Shaken from sleep at five in the morning of a day before Archie could call on him again, he was told that a signal ordered him home. ‘Blighty, that’s what, lucky swine. I’ll give you a hand with your clobber.’
An ambulance screamed all the way to Akrotiri, a fine fresh day beginning, though Herbert within his deadness knew he was glad to leave. Helped up steps into a capacious York transport plane the smell of pear drops, furniture polish and petrol had a touch of civilization about it. Four engines roared at the end of the runway, and soon the nearest silver wing floated by the mountains. His face burned at the memory of his passion for the unknown woman of Omodhos, who had killed Pemberton in mistake for him, the goddess-madonna who seemed to be shadowing him even as a coastline was left behind which he hoped never to see again.

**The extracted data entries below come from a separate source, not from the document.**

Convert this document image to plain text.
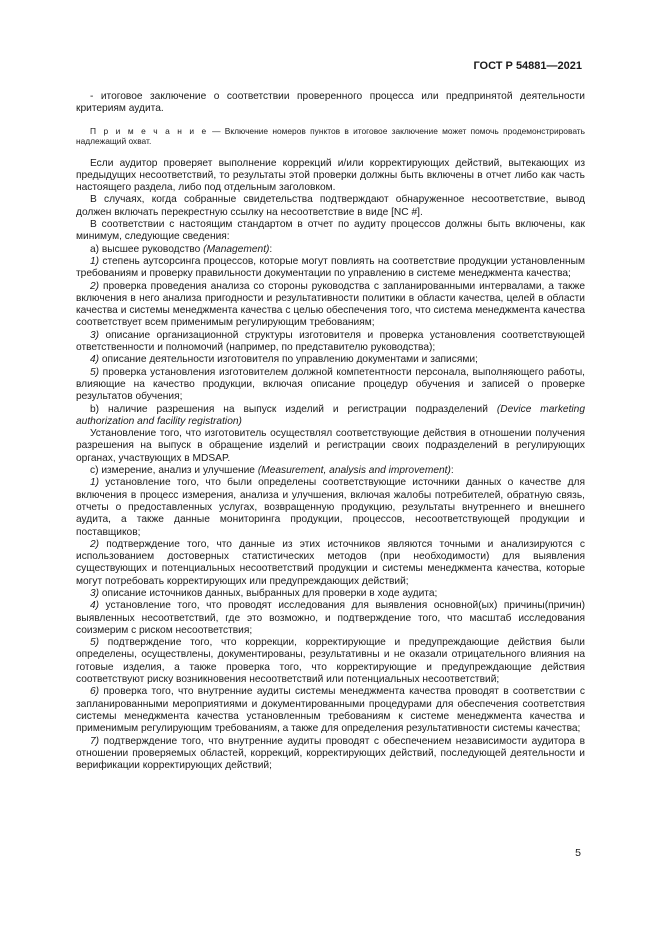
ГОСТ Р 54881—2021

- итоговое заключение о соответствии проверенного процесса или предпринятой деятельности критериям аудита.

П р и м е ч а н и е — Включение номеров пунктов в итоговое заключение может помочь продемонстрировать надлежащий охват.

Если аудитор проверяет выполнение коррекций и/или корректирующих действий, вытекающих из предыдущих несоответствий, то результаты этой проверки должны быть включены в отчет либо как часть настоящего раздела, либо под отдельным заголовком.

В случаях, когда собранные свидетельства подтверждают обнаруженное несоответствие, вывод должен включать перекрестную ссылку на несоответствие в виде [NC #].

В соответствии с настоящим стандартом в отчет по аудиту процессов должны быть включены, как минимум, следующие сведения:

а) высшее руководство (Management):

1) степень аутсорсинга процессов, которые могут повлиять на соответствие продукции установленным требованиям и проверку правильности документации по управлению в системе менеджмента качества;

2) проверка проведения анализа со стороны руководства с запланированными интервалами, а также включения в него анализа пригодности и результативности политики в области качества, целей в области качества и системы менеджмента качества с целью обеспечения того, что система менеджмента качества соответствует всем применимым регулирующим требованиям;

3) описание организационной структуры изготовителя и проверка установления соответствующей ответственности и полномочий (например, по представителю руководства);

4) описание деятельности изготовителя по управлению документами и записями;

5) проверка установления изготовителем должной компетентности персонала, выполняющего работы, влияющие на качество продукции, включая описание процедур обучения и записей о проверке результатов обучения;

b) наличие разрешения на выпуск изделий и регистрации подразделений (Device marketing authorization and facility registration)

Установление того, что изготовитель осуществлял соответствующие действия в отношении получения разрешения на выпуск в обращение изделий и регистрации своих подразделений в регулирующих органах, участвующих в MDSAP.

с) измерение, анализ и улучшение (Measurement, analysis and improvement):

1) установление того, что были определены соответствующие источники данных о качестве для включения в процесс измерения, анализа и улучшения, включая жалобы потребителей, обратную связь, отчеты о предоставленных услугах, возвращенную продукцию, результаты внутреннего и внешнего аудита, а также данные мониторинга продукции, процессов, несоответствующей продукции и поставщиков;

2) подтверждение того, что данные из этих источников являются точными и анализируются с использованием достоверных статистических методов (при необходимости) для выявления существующих и потенциальных несоответствий продукции и системы менеджмента качества, которые могут потребовать корректирующих или предупреждающих действий;

3) описание источников данных, выбранных для проверки в ходе аудита;

4) установление того, что проводят исследования для выявления основной(ых) причины(причин) выявленных несоответствий, где это возможно, и подтверждение того, что масштаб исследования соизмерим с риском несоответствия;

5) подтверждение того, что коррекции, корректирующие и предупреждающие действия были определены, осуществлены, документированы, результативны и не оказали отрицательного влияния на готовые изделия, а также проверка того, что корректирующие и предупреждающие действия соответствуют риску возникновения несоответствий или потенциальных несоответствий;

6) проверка того, что внутренние аудиты системы менеджмента качества проводят в соответствии с запланированными мероприятиями и документированными процедурами для обеспечения соответствия системы менеджмента качества установленным требованиям к системе менеджмента качества и применимым регулирующим требованиям, а также для определения результативности системы качества;

7) подтверждение того, что внутренние аудиты проводят с обеспечением независимости аудитора в отношении проверяемых областей, коррекций, корректирующих действий, последующей деятельности и верификации корректирующих действий;

5
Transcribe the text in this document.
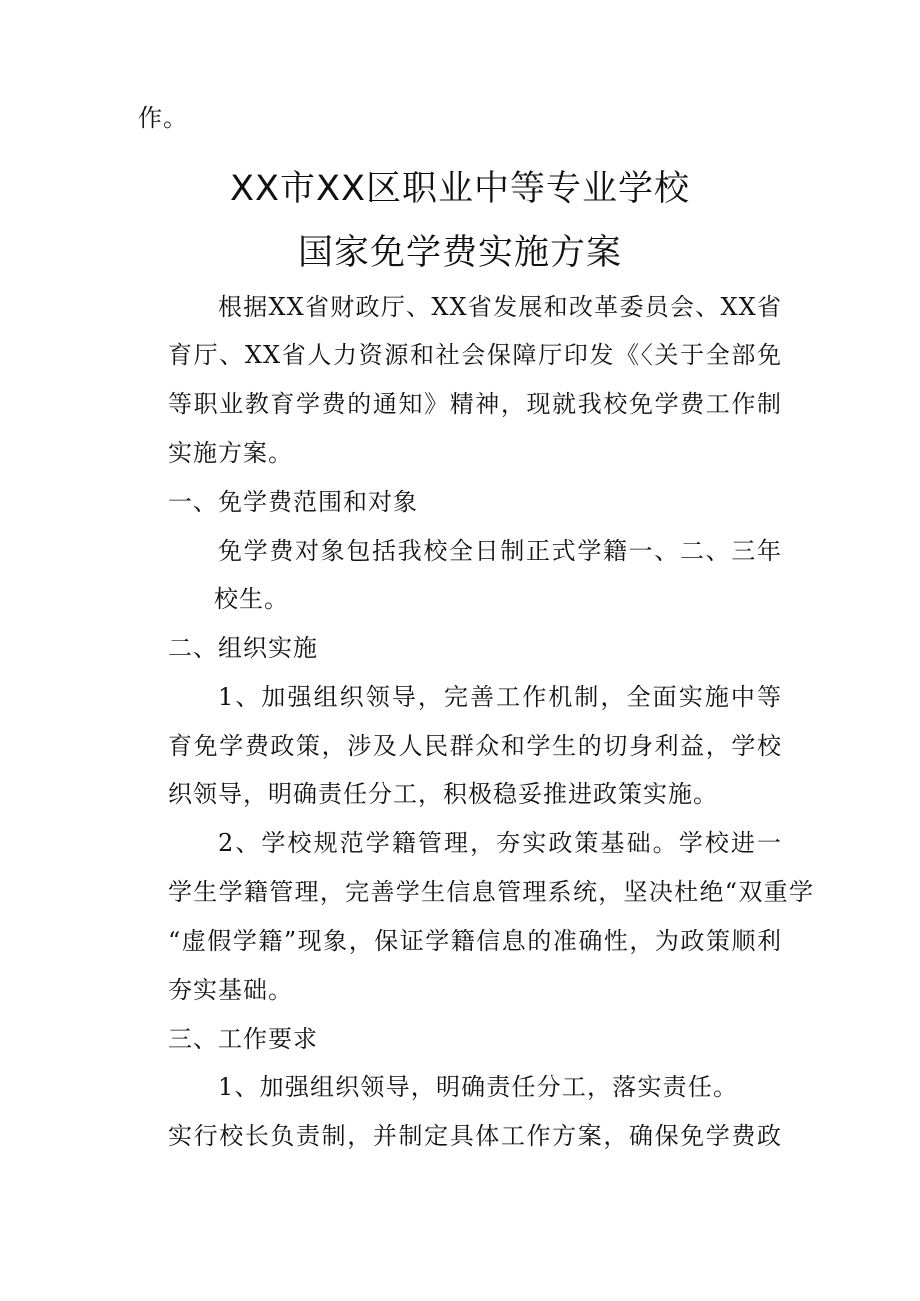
作。
XX市XX区职业中等专业学校
国家免学费实施方案
根据XX省财政厅、XX省发展和改革委员会、XX省
育厅、XX省人力资源和社会保障厅印发《〈关于全部免
等职业教育学费的通知》精神，现就我校免学费工作制
实施方案。
一、免学费范围和对象
免学费对象包括我校全日制正式学籍一、二、三年
校生。
二、组织实施
1、加强组织领导，完善工作机制，全面实施中等
育免学费政策，涉及人民群众和学生的切身利益，学校
织领导，明确责任分工，积极稳妥推进政策实施。
2、学校规范学籍管理，夯实政策基础。学校进一
学生学籍管理，完善学生信息管理系统，坚决杜绝“双重学
“虚假学籍”现象，保证学籍信息的准确性，为政策顺利
夯实基础。
三、工作要求
1、加强组织领导，明确责任分工，落实责任。
实行校长负责制，并制定具体工作方案，确保免学费政
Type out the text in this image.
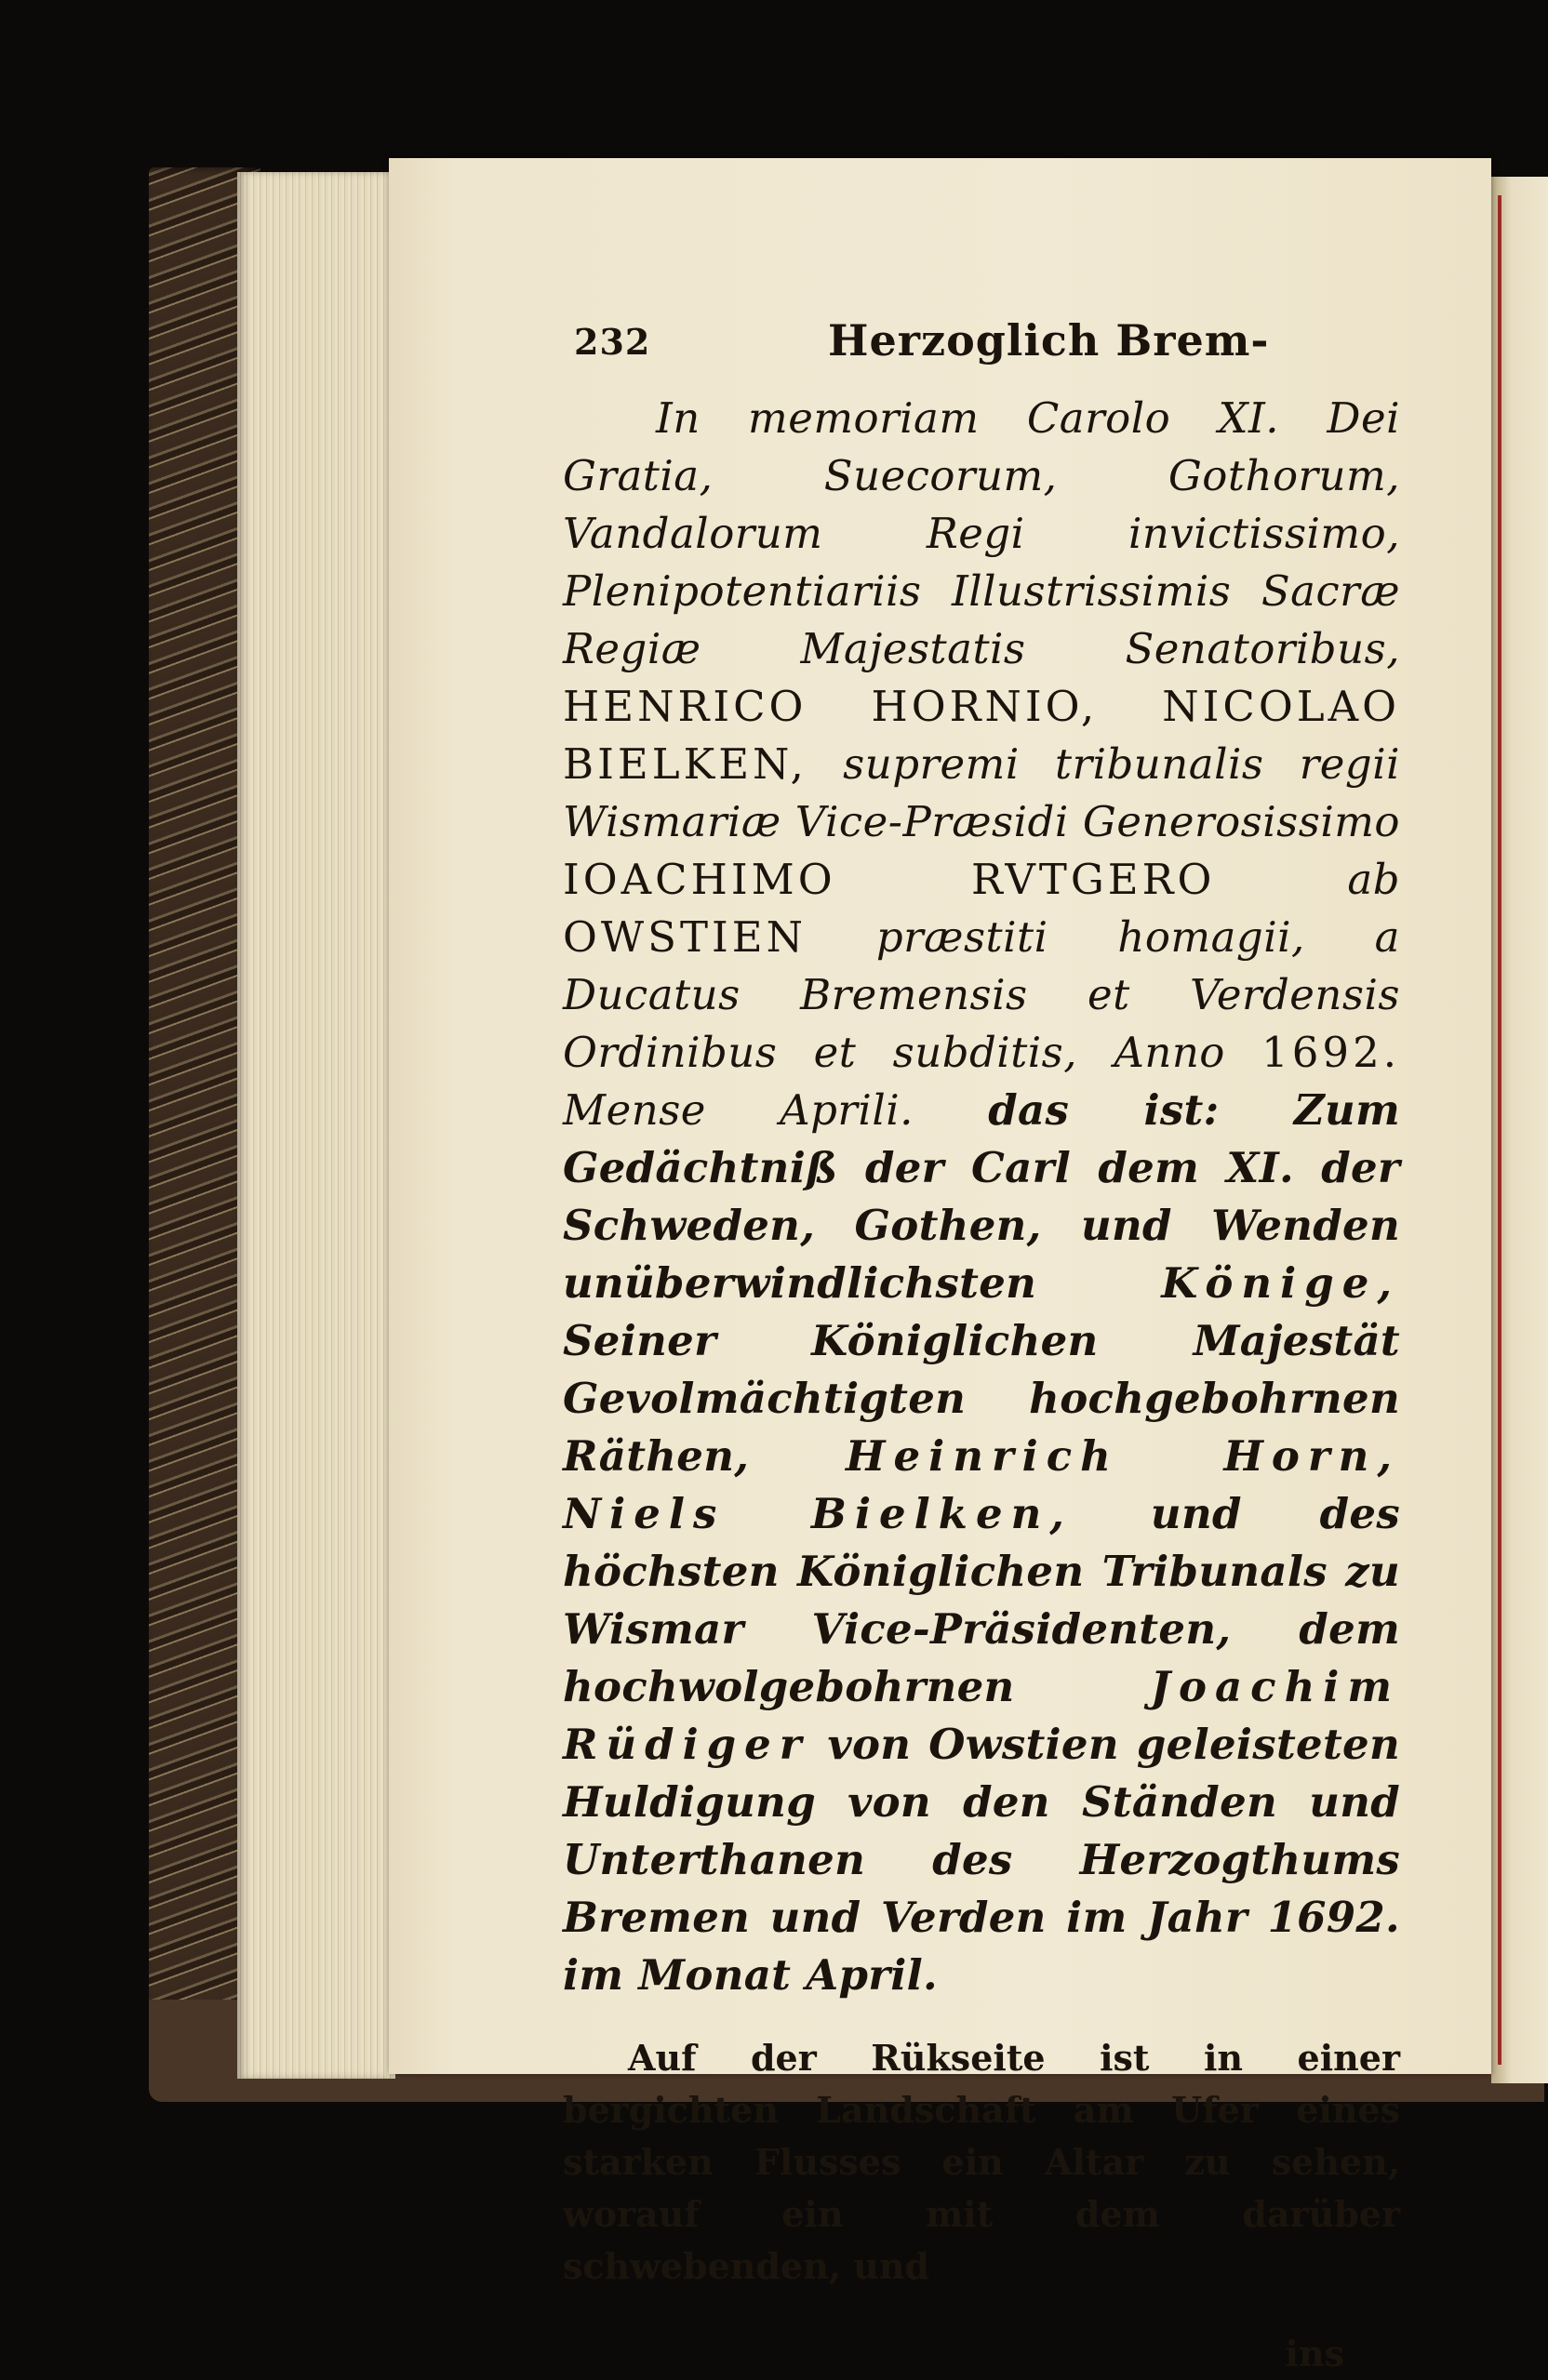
232	Herzoglich Brem-

In memoriam Carolo XI. Dei Gratia, Suecorum, Gothorum, Vandalorum Regi invictissimo, Plenipotentiariis Illustrissimis Sacræ Regiæ Majestatis Senatoribus, HENRICO HORNIO, NICOLAO BIELKEN, supremi tribunalis regii Wismariæ Vice-Præsidi Generosissimo IOACHIMO RVTGERO ab OWSTIEN præstiti homagii, a Ducatus Bremensis et Verdensis Ordinibus et subditis, Anno 1692. Mense Aprili. das ist: Zum Gedächtniß der Carl dem XI. der Schweden, Gothen, und Wenden unüberwindlichsten Könige, Seiner Königlichen Majestät Gevolmächtigten hochgebohrnen Räthen, Heinrich Horn, Niels Bielken, und des höchsten Königlichen Tribunals zu Wismar Vice-Präsidenten, dem hochwolgebohrnen Joachim Rüdiger von Owstien geleisteten Huldigung von den Ständen und Unterthanen des Herzogthums Bremen und Verden im Jahr 1692. im Monat April.

Auf der Rükseite ist in einer bergichten Landschaft am Ufer eines starken Flusses ein Altar zu sehen, worauf ein mit dem darüber schwebenden, und

ins
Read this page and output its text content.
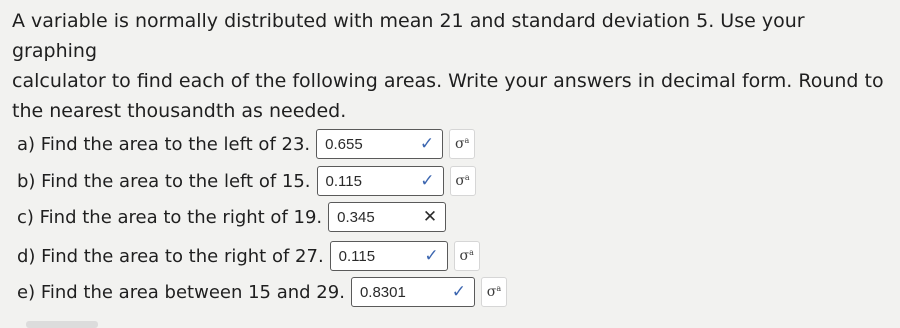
A variable is normally distributed with mean 21 and standard deviation 5. Use your graphing
calculator to find each of the following areas. Write your answers in decimal form. Round to
the nearest thousandth as needed.
a) Find the area to the left of 23.	0.655	✓	σ a
b) Find the area to the left of 15.	0.115	✓	σ a
c) Find the area to the right of 19.	0.345	✕
d) Find the area to the right of 27.	0.115	✓	σ a
e) Find the area between 15 and 29.	0.8301	✓	σ a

A few bumps before getting to twenty thousand feet caused an RAF bloke behind to use his sickbag. Herbert supposed they were far over the sea when weird snowy continents of cloud spread below, an antarctica of topographical complexity looking cool to walk upon — with the nightmare sensation of falling through and down to annihilation on the earth. Wanting to tell Pemberton (he couldn’t for some reason think of him as Ashley any more) to put his bloody book away and look at such marvellous and fantastic scenery, the pang struck that he no longer existed — except in memory. Immortality was a confidence trick of the church, because you only lived as long as anyone alive could remember you. But Ashley, an unexplainable image, was close because Herbert still lived. Maybe I’ll write to his folks and tell them what a good chap he was, either to twist the knife, or make them grateful.